An anonymous Ottoman chronicle blames Alaüddevle Bozkurt, the ruler of Dulkadirids, for collaborating with the Varsak tribe. His scouts watched the battle and reported the Ottoman retreat to him. Alaüddevle sent a message to the Varsak leader, proposing to attack the Ottomans from the rear and provide his soldiers. When the Ottomans moved through the Cilician Gates, the Turkmens attacked, pursued, and killed as many as they could catch. They tried to capture Ali Pasha, but he managed to escape.

=== Casualties ===
D'Obusson, in a letter to Innocent VIII, wrote that about thirty thousand Ottomans were killed. A similar number was given by Caoursin: "More than thirty thousand Turks were killed at this place; the rest fled into the mountains or retreated to the fortress of Adena, which they had fortified shortly before." R. Knolles reported double that number: "the Turks under Kalibey and Herseoglu lost more than 60,000 men, not counting the many thousands who died fleeing in the mountains."

D'Obusson estimated Mamluk losses at Aga Chairi at eight thousand men.

== Consequences ==
On the night after the Ottoman army withdrew, Alaüddevle Bozkurt sent a message to Özbay informing him about the Ottoman retreat. In the morning, Özbay himself went to the Ottoman camp and sent Turkmens from the Ramazanogullari tribe to scout the mountains.

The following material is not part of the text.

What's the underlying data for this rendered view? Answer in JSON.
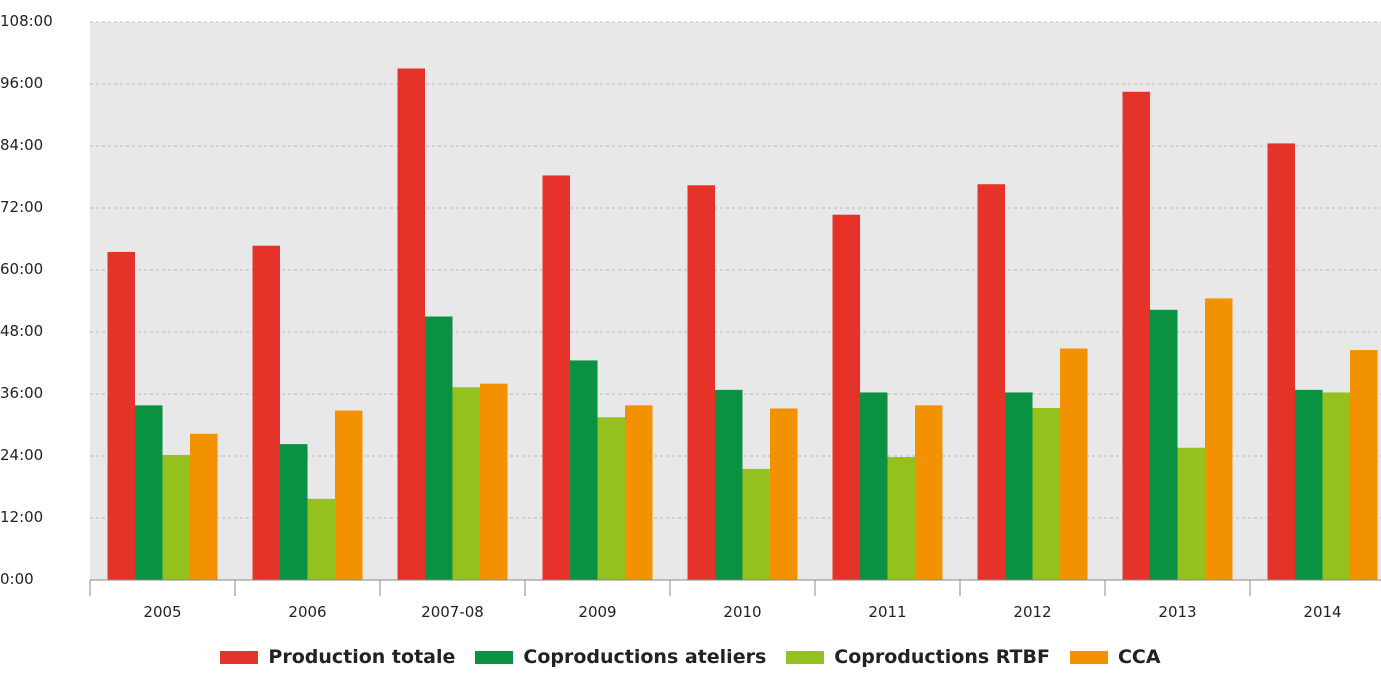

When the scouts confirmed that the Ottomans had left, the Mamluk army marched on Adana and, with the help of the Turkmens, besieged the city. While Özbay was besieging Adana, Hersekli Ahmed Pasha decided to return the fleet to its base at Gallipoli.
Ali Pasha, having barely reached Ereğli, sent a report of the battle to Bayezid and moved to Laranda.

There, he received orders from the Divan to arrest all commanders who fled the battlefield before arriving in Istanbul: the sanjakbey of Kayseri Yulariksidi Sinan Bey, the sanjakbey of Karasi Ishak Bey Kraloglu, Karadjapashoglu Iskender Chelebi, Kızıldju Muslem Bey from Rumelia, the sanjakbey Karagez Pasha, and others. All the arrested were imprisoned in the Rumelihisar fortress (Yeni Hisar). Karagez Pasha, who fled the battlefield for the second time, was immediately executed.

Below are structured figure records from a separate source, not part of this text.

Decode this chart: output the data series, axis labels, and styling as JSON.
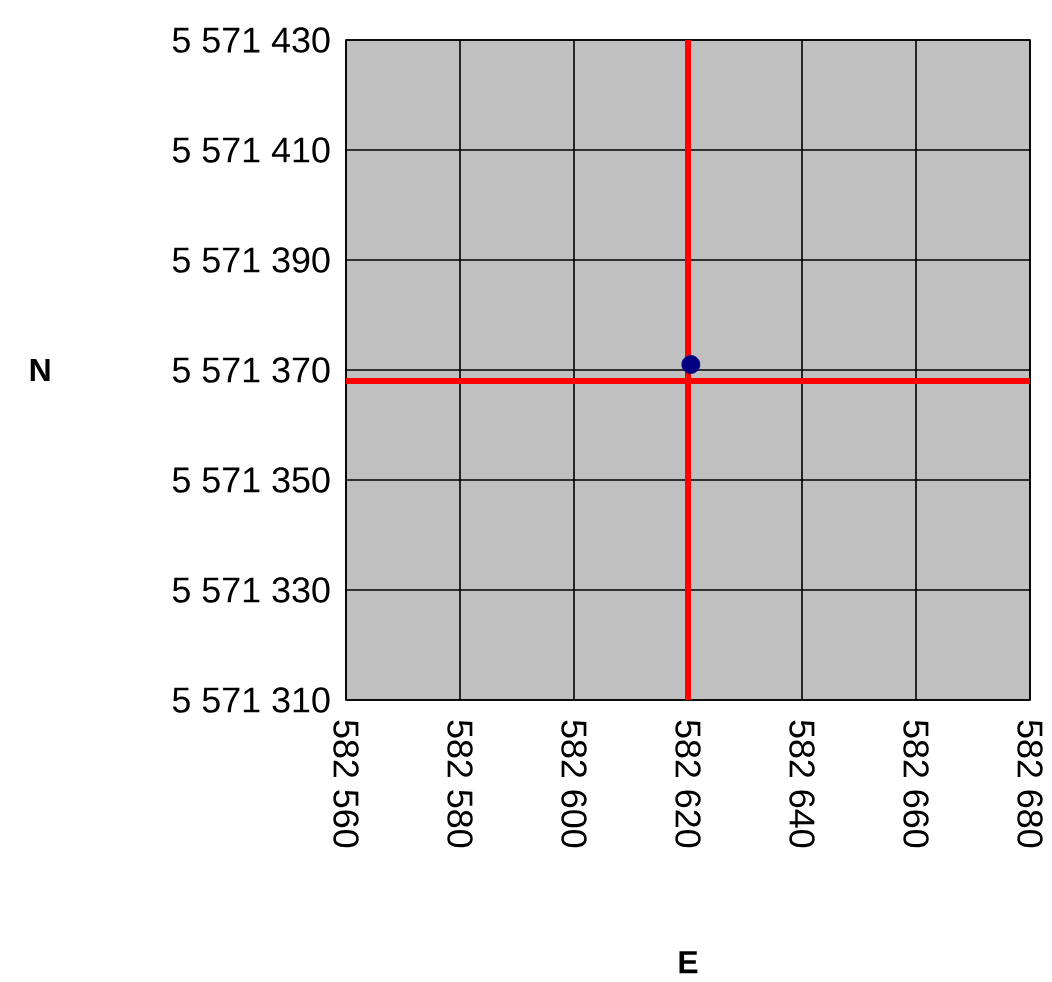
{
  "chart_data": {
    "type": "scatter",
    "xlabel": "E",
    "ylabel": "N",
    "x": [
      582620.5
    ],
    "values": [
      5571371
    ],
    "color": "#000080",
    "xlim": [
      582560,
      582680
    ],
    "ylim": [
      5571310,
      5571430
    ],
    "xticks": [
      {
        "value": 582560,
        "label": "582 560"
      },
      {
        "value": 582580,
        "label": "582 580"
      },
      {
        "value": 582600,
        "label": "582 600"
      },
      {
        "value": 582620,
        "label": "582 620"
      },
      {
        "value": 582640,
        "label": "582 640"
      },
      {
        "value": 582660,
        "label": "582 660"
      },
      {
        "value": 582680,
        "label": "582 680"
      }
    ],
    "yticks": [
      {
        "value": 5571310,
        "label": "5 571 310"
      },
      {
        "value": 5571330,
        "label": "5 571 330"
      },
      {
        "value": 5571350,
        "label": "5 571 350"
      },
      {
        "value": 5571370,
        "label": "5 571 370"
      },
      {
        "value": 5571390,
        "label": "5 571 390"
      },
      {
        "value": 5571410,
        "label": "5 571 410"
      },
      {
        "value": 5571430,
        "label": "5 571 430"
      }
    ],
    "ref_lines": [
      {
        "axis": "x",
        "value": 582620,
        "color": "#ff0000"
      },
      {
        "axis": "y",
        "value": 5571368,
        "color": "#ff0000"
      }
    ],
    "grid": true
  }
}
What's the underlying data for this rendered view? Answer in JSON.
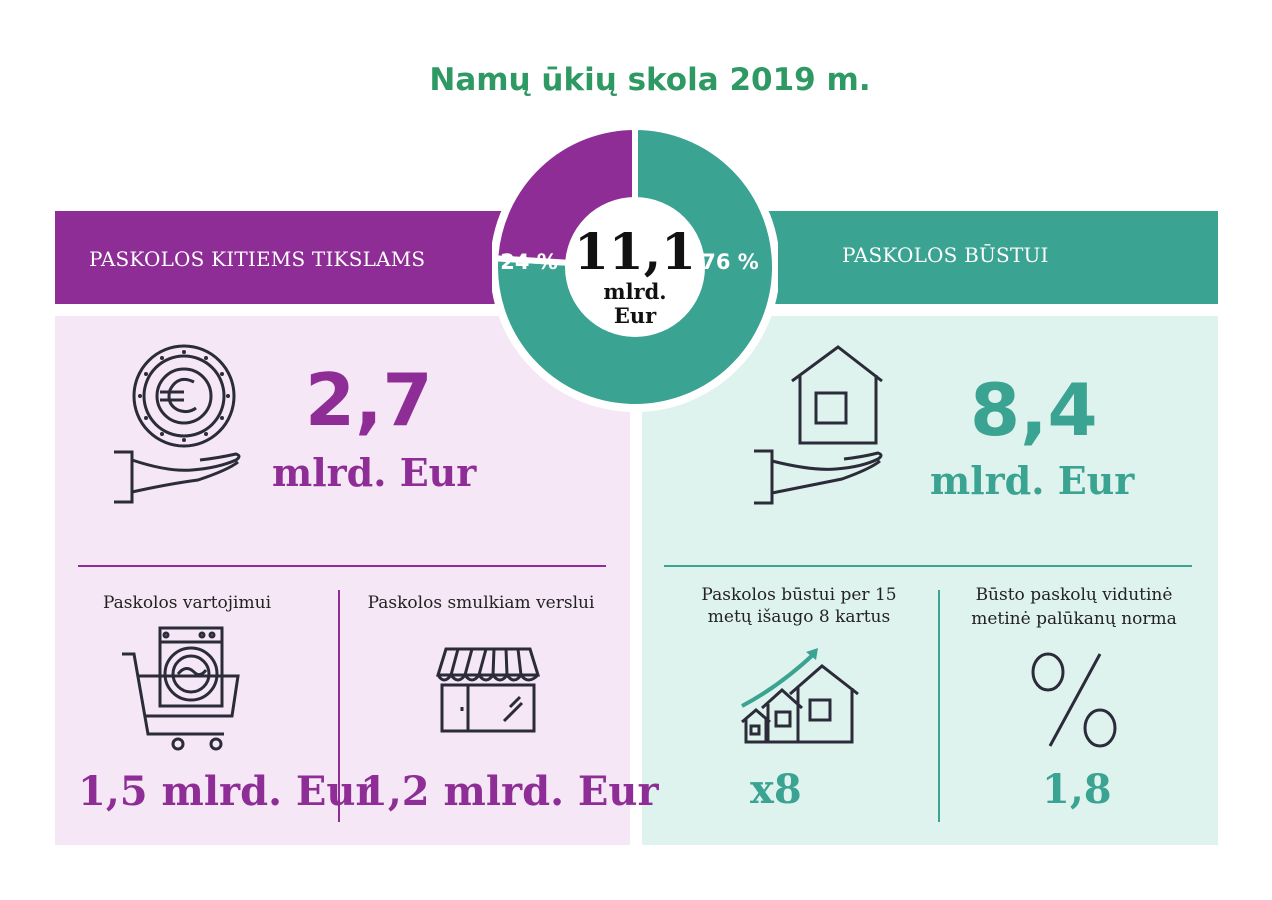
{
  "title": "Namų ūkių skola 2019 m.",
  "colors": {
    "purple": "#8e2d96",
    "teal": "#3aa391",
    "title_green": "#2e9963",
    "panel_purple": "#f5e7f5",
    "panel_teal": "#dff3ee"
  },
  "left": {
    "band_label": "PASKOLOS KITIEMS TIKSLAMS",
    "total_value": "2,7",
    "total_unit": "mlrd. Eur",
    "consumer": {
      "caption": "Paskolos vartojimui",
      "value": "1,5 mlrd. Eur"
    },
    "business": {
      "caption": "Paskolos smulkiam verslui",
      "value": "1,2 mlrd. Eur"
    }
  },
  "right": {
    "band_label": "PASKOLOS BŪSTUI",
    "total_value": "8,4",
    "total_unit": "mlrd. Eur",
    "growth": {
      "caption_line1": "Paskolos būstui per 15",
      "caption_line2": "metų išaugo 8 kartus",
      "value": "x8"
    },
    "rate": {
      "caption_line1": "Būsto paskolų vidutinė",
      "caption_line2": "metinė palūkanų norma",
      "value": "1,8"
    }
  },
  "chart_data": {
    "type": "pie",
    "center_value": "11,1",
    "center_unit_line1": "mlrd.",
    "center_unit_line2": "Eur",
    "slices": [
      {
        "label": "76 %",
        "value": 76,
        "color": "#3aa391"
      },
      {
        "label": "24 %",
        "value": 24,
        "color": "#8e2d96"
      }
    ]
  },
  "icons": [
    "coin-in-hand-icon",
    "house-in-hand-icon",
    "washing-machine-cart-icon",
    "shop-awning-icon",
    "houses-growth-icon",
    "percent-icon"
  ]
}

Bayezid intended to execute Ali Pasha and other commanders as well but eventually only dismissed them from their posts and sent them into exile.
The Ottoman garrison in Adana was able to resist for three months, as the fortifications had been restored and supplies were full. However, an explosion in the gunpowder stores killed many Ottoman soldiers and commanders. After this, the Ottomans were forced to surrender the city. Tarsus was surrendered without a fight, and the Mamluk Sultan appointed Kansuh al-Ghuri as its wali for the third time.

Among the Mamluks, several high-ranking emirs were killed. As with the Ottomans, those who fled the battlefield were severely punished. Khalil ibn Ismail, the sheikh of Nablus, and his men, who left the battlefield early in the fight, were fined and imprisoned. A witness to the events, the qadi of Jerusalem Mujir al-Din, wrote: “The way they were treated was unheard of even during the times of Jahiliyyah”; “People sold their daughters as slaves, atrocities occurred, people wept loudly — the Holy Land had never known such suffering.”

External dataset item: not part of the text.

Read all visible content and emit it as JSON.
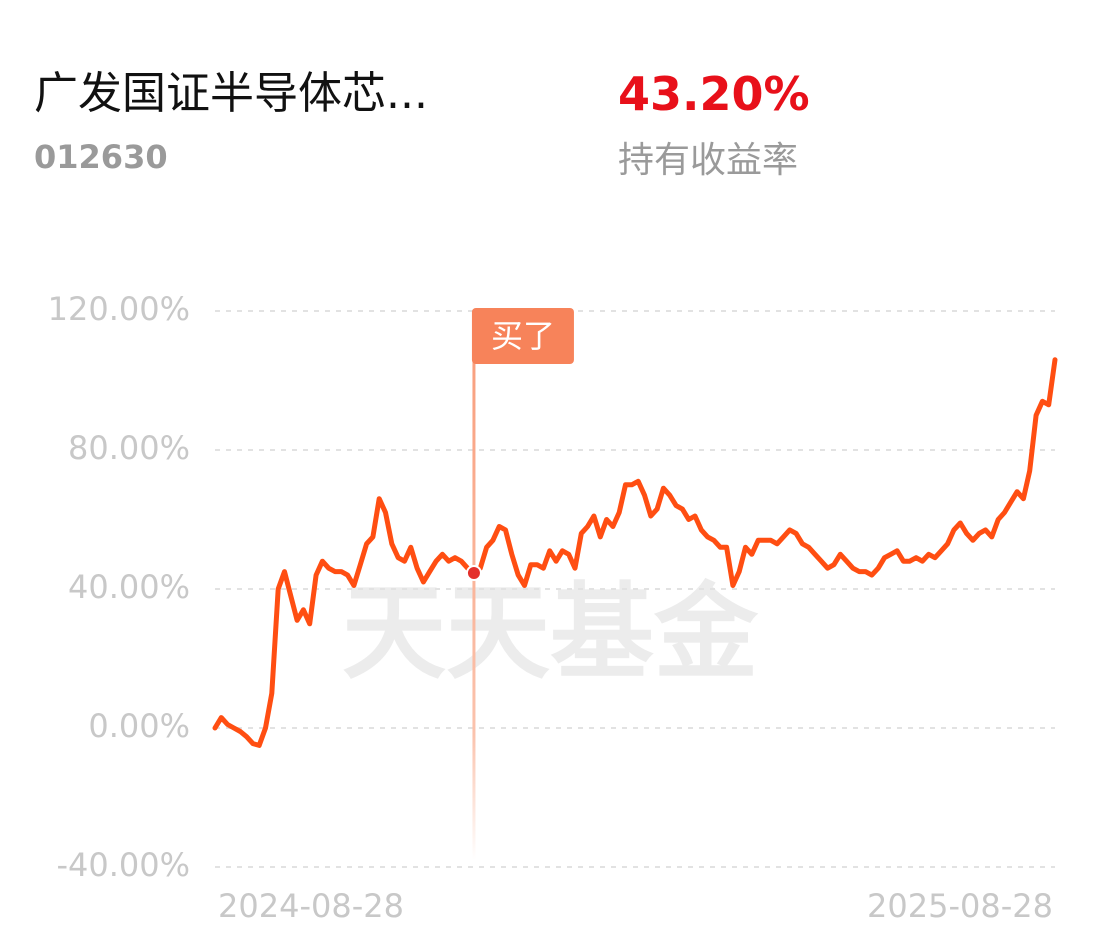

The Mamluks managed to restore their fortresses in Çukurova and maintained influence over their client, the Dulkadirids beylik.

 The brother of the beylik's ruler, loyal to the Ottomans and whom Bayezid wanted to place on the Dulkadir throne, was captured by the Mamluks and taken to Cairo. Özbay and Alaüddevle captured the territory of Karaman. The Battle of Ağaçayırı was the Ottomans' most catastrophic defeat since the Battle of Ankara. It was the third major defeat since the start of the Ottoman–Mamluk war. After this, Bayezid was forced to consider making peace.